私はとっさに視線を逸らしながら慌てて弁解しつつ、シーツを彼女に投げてやった。
ほどなくしてスワジクのいいよという声が聞こえたので、私は逸らしていた視線を戻す。
「ご、誤解はしないで欲しい! 私も目覚めたらこのような状況にあって戸惑っていたのだ」
「な、な、な、なんで、ズボンを脱いでるの? それに、ボク寝る前はちゃんと寝間着で寝たのに!」
「それは私のほうが聞きたいくらいだ」
「そ、そ、それに……」
「いうなっ!!! それ以上は言うんじゃない!」
おぞましいものでも見るような眼で、スワジクは自分の右手を凝視しながら震えている。
それはそれで色々と傷つくのだが、まあ今は気にしては駄目だ。
「ま、まずは落ち着こう、スワジク」
「う、うん。分かったよ、フェイ兄」
状況を一から説明するとスワジクは納得してくれたようで、ようやく笑みにも硬さが消えたように思える。
もちろん内心はどう思っているのかは分からないが、それでもここ最近で培ってきた信頼関係が台無しになるような事態にはなっていないはず。
結局スワジクに聞いても、こんな悪戯をした犯人には心当たりが無いという一点張り。
不可解な事件ではあったが、スワジクもこの話はおおっぴらにしたくないとの事で二人の秘密とすることになった。

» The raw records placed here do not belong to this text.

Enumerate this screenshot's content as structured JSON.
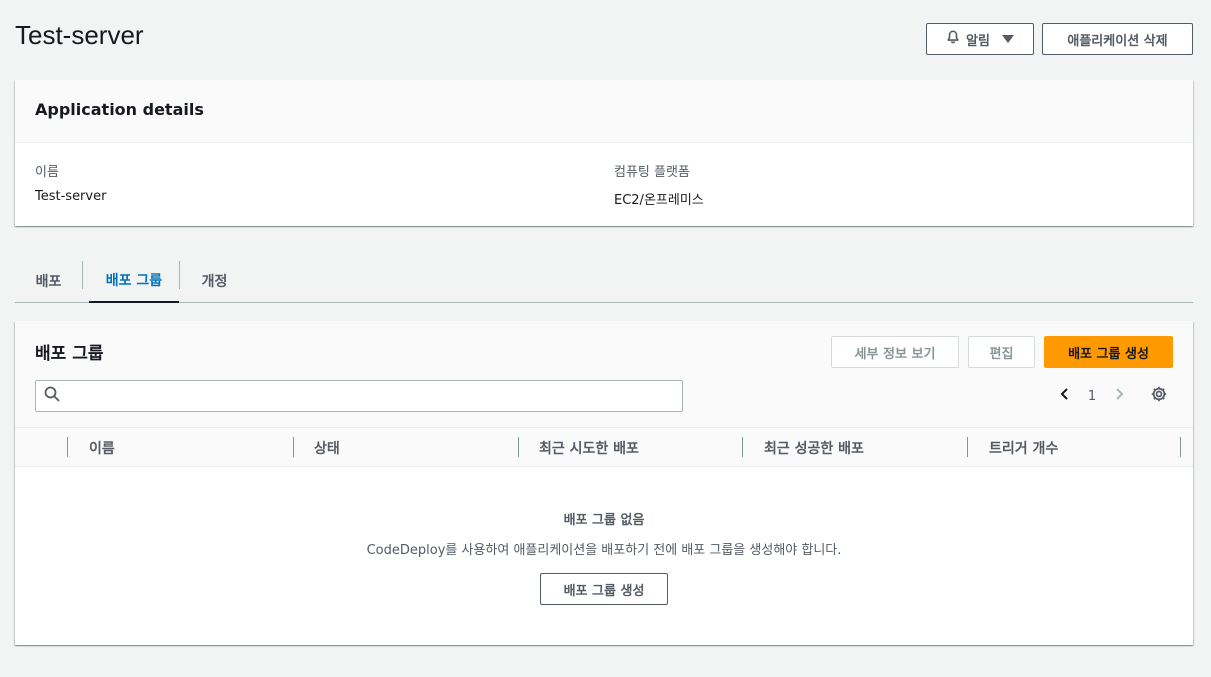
{
  "page": {
    "title": "Test-server"
  },
  "header_actions": {
    "alarm_label": "알림",
    "delete_label": "애플리케이션 삭제"
  },
  "details": {
    "title": "Application details",
    "name_label": "이름",
    "name_value": "Test-server",
    "platform_label": "컴퓨팅 플랫폼",
    "platform_value": "EC2/온프레미스"
  },
  "tabs": [
    {
      "label": "배포",
      "active": false
    },
    {
      "label": "배포 그룹",
      "active": true
    },
    {
      "label": "개정",
      "active": false
    }
  ],
  "deployment_groups": {
    "title": "배포 그룹",
    "view_details_label": "세부 정보 보기",
    "edit_label": "편집",
    "create_label": "배포 그룹 생성",
    "search_placeholder": "",
    "page_number": "1",
    "columns": [
      "이름",
      "상태",
      "최근 시도한 배포",
      "최근 성공한 배포",
      "트리거 개수"
    ],
    "empty_title": "배포 그룹 없음",
    "empty_description": "CodeDeploy를 사용하여 애플리케이션을 배포하기 전에 배포 그룹을 생성해야 합니다.",
    "empty_create_label": "배포 그룹 생성"
  },
  "colors": {
    "accent": "#ff9900",
    "tab_active": "#0073bb",
    "background": "#f2f3f3"
  },
  "icons": {
    "alarm": "bell-icon",
    "search": "search-icon",
    "prev": "chevron-left-icon",
    "next": "chevron-right-icon",
    "settings": "gear-icon"
  }
}
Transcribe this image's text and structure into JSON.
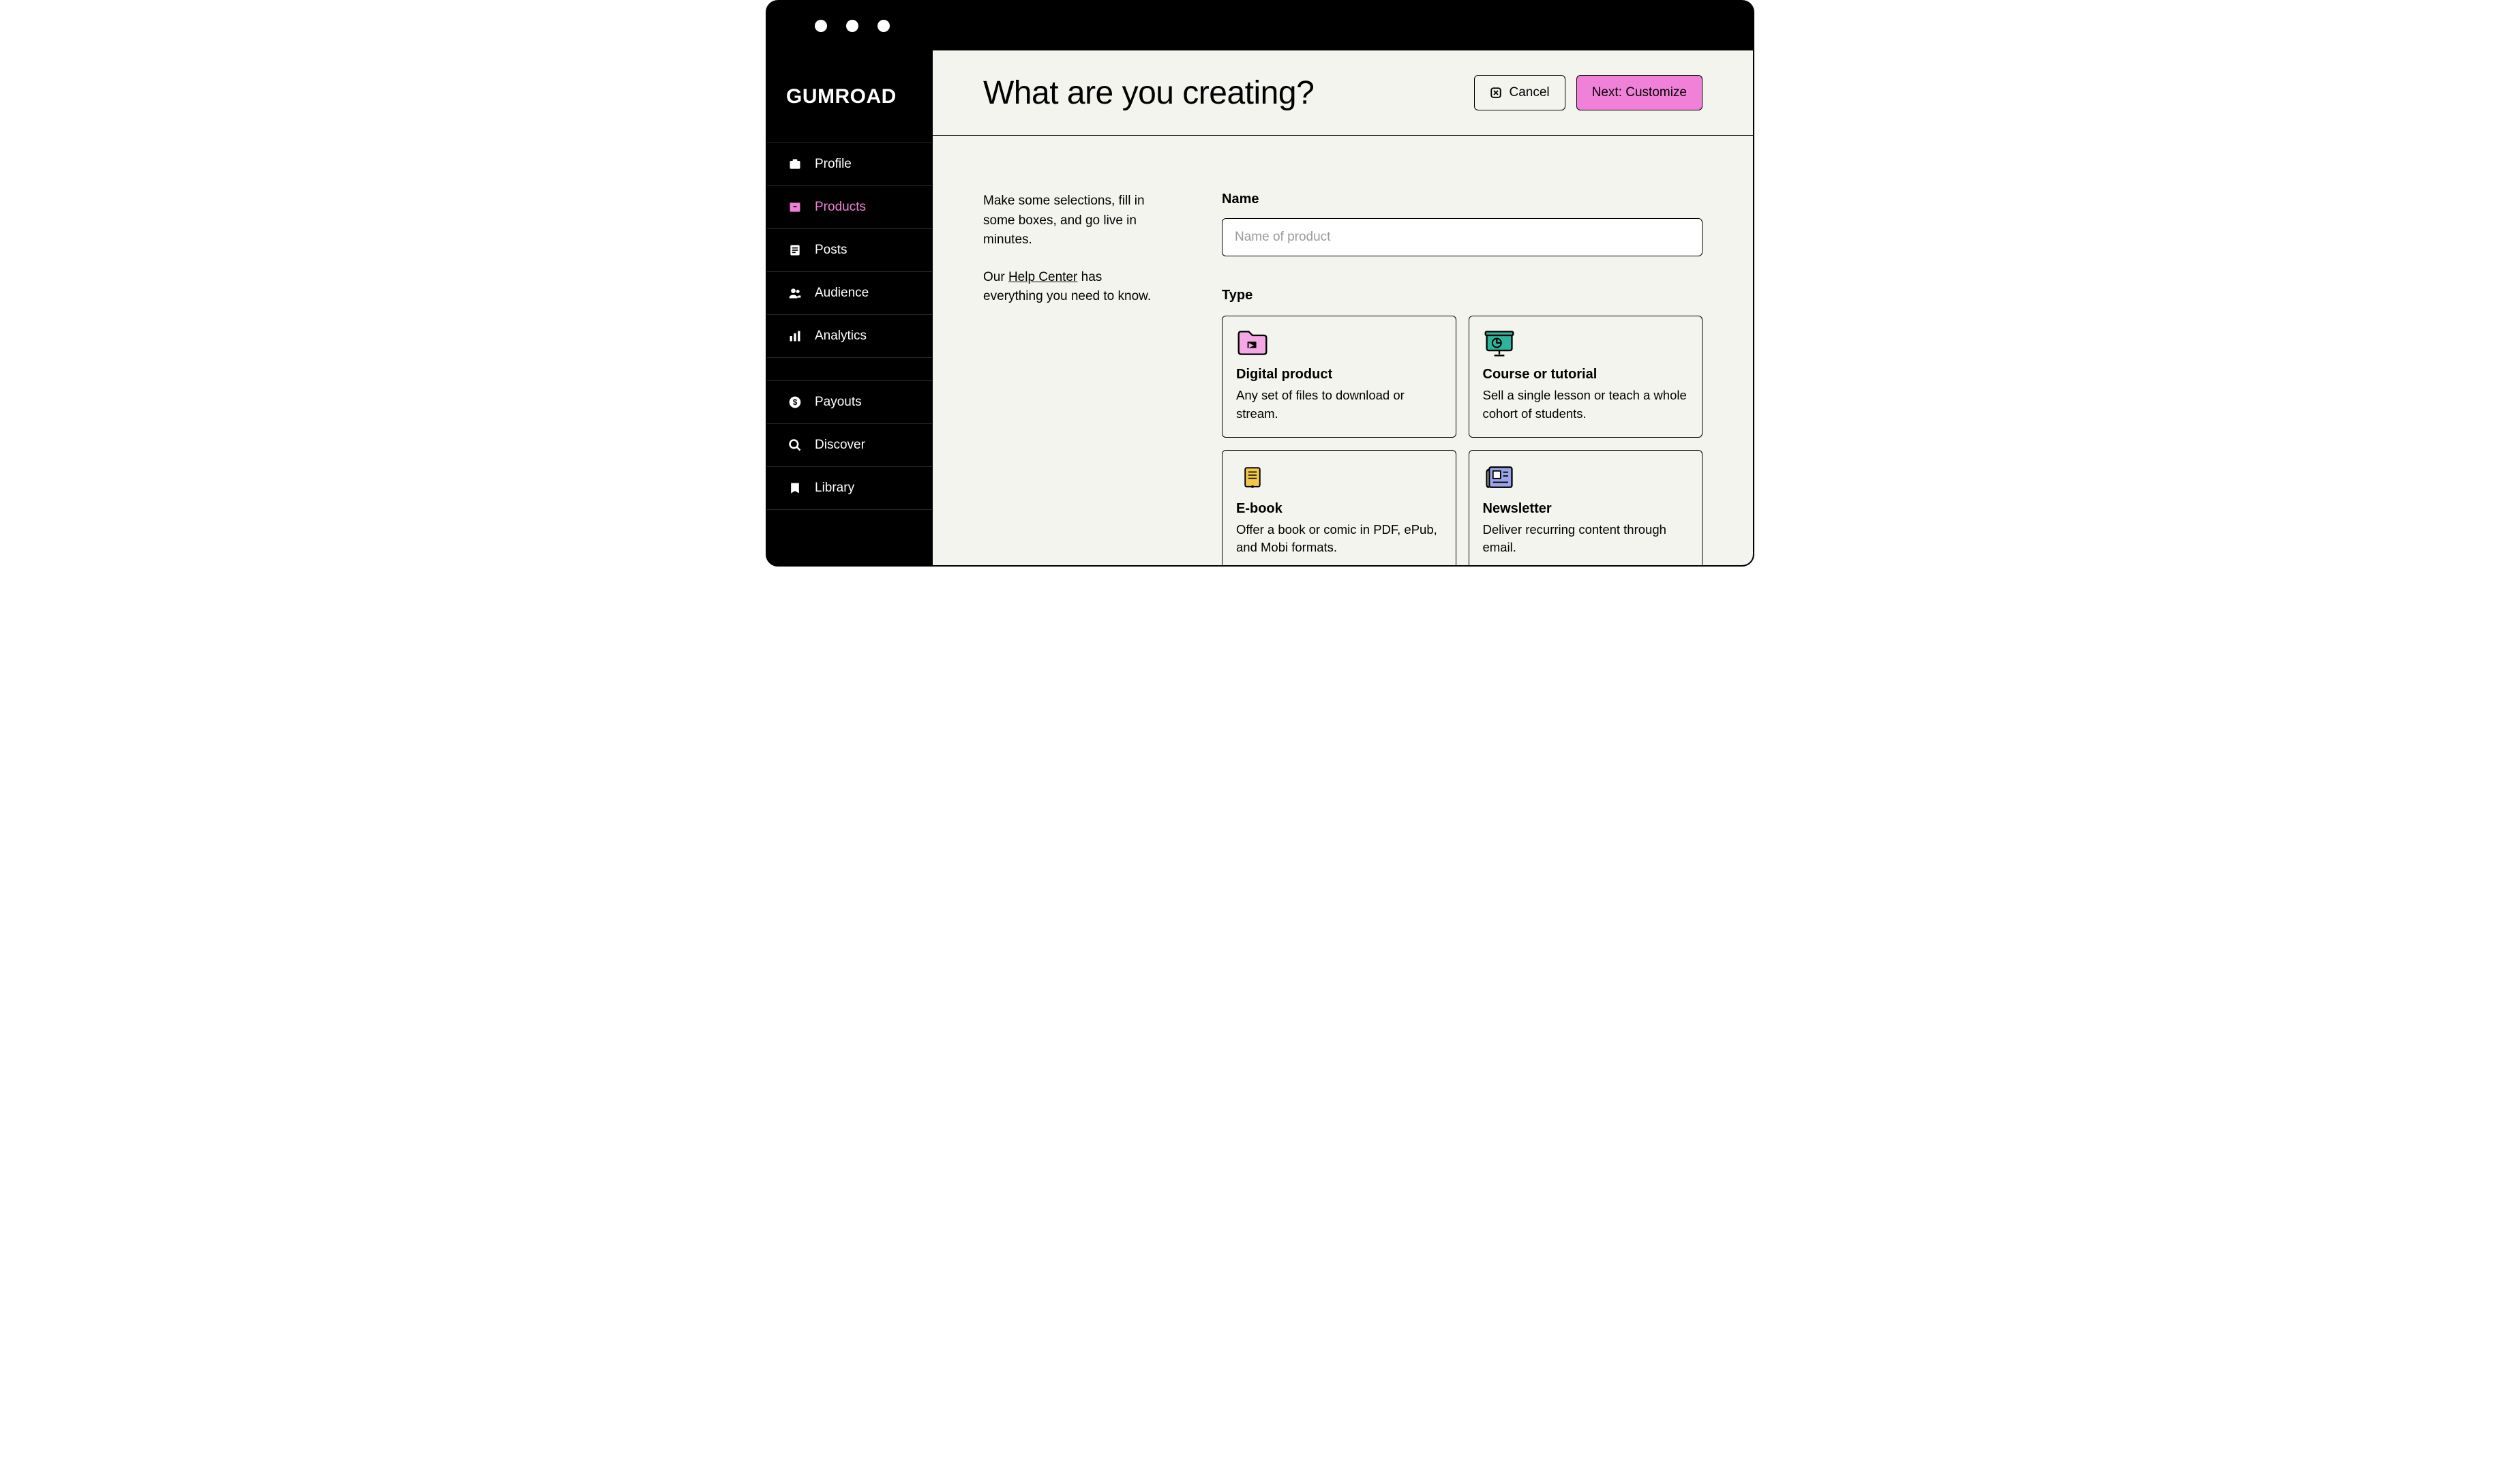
{
  "brand": "GUMROAD",
  "sidebar": {
    "items": [
      {
        "label": "Profile"
      },
      {
        "label": "Products"
      },
      {
        "label": "Posts"
      },
      {
        "label": "Audience"
      },
      {
        "label": "Analytics"
      },
      {
        "label": "Payouts"
      },
      {
        "label": "Discover"
      },
      {
        "label": "Library"
      }
    ]
  },
  "header": {
    "title": "What are you creating?",
    "cancel_label": "Cancel",
    "next_label": "Next: Customize"
  },
  "intro": {
    "p1": "Make some selections, fill in some boxes, and go live in minutes.",
    "p2_pre": "Our ",
    "p2_link": "Help Center",
    "p2_post": " has everything you need to know."
  },
  "form": {
    "name_label": "Name",
    "name_placeholder": "Name of product",
    "name_value": "",
    "type_label": "Type",
    "types": [
      {
        "title": "Digital product",
        "desc": "Any set of files to download or stream."
      },
      {
        "title": "Course or tutorial",
        "desc": "Sell a single lesson or teach a whole cohort of students."
      },
      {
        "title": "E-book",
        "desc": "Offer a book or comic in PDF, ePub, and Mobi formats."
      },
      {
        "title": "Newsletter",
        "desc": "Deliver recurring content through email."
      }
    ]
  }
}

どうにも腑に落ちないがレディに恥をかかすわけにも行かず、この件はうやむやにするしかなかったのが残念だったが。
その夜、「ミィィィィシャァァァァッ!!!」という少女の怒号が夜の街に響き渡たったのと、凄い形相で町を徘徊する白鬼がいたという噂がまことしやかに囁かれることになるのは、また別の話。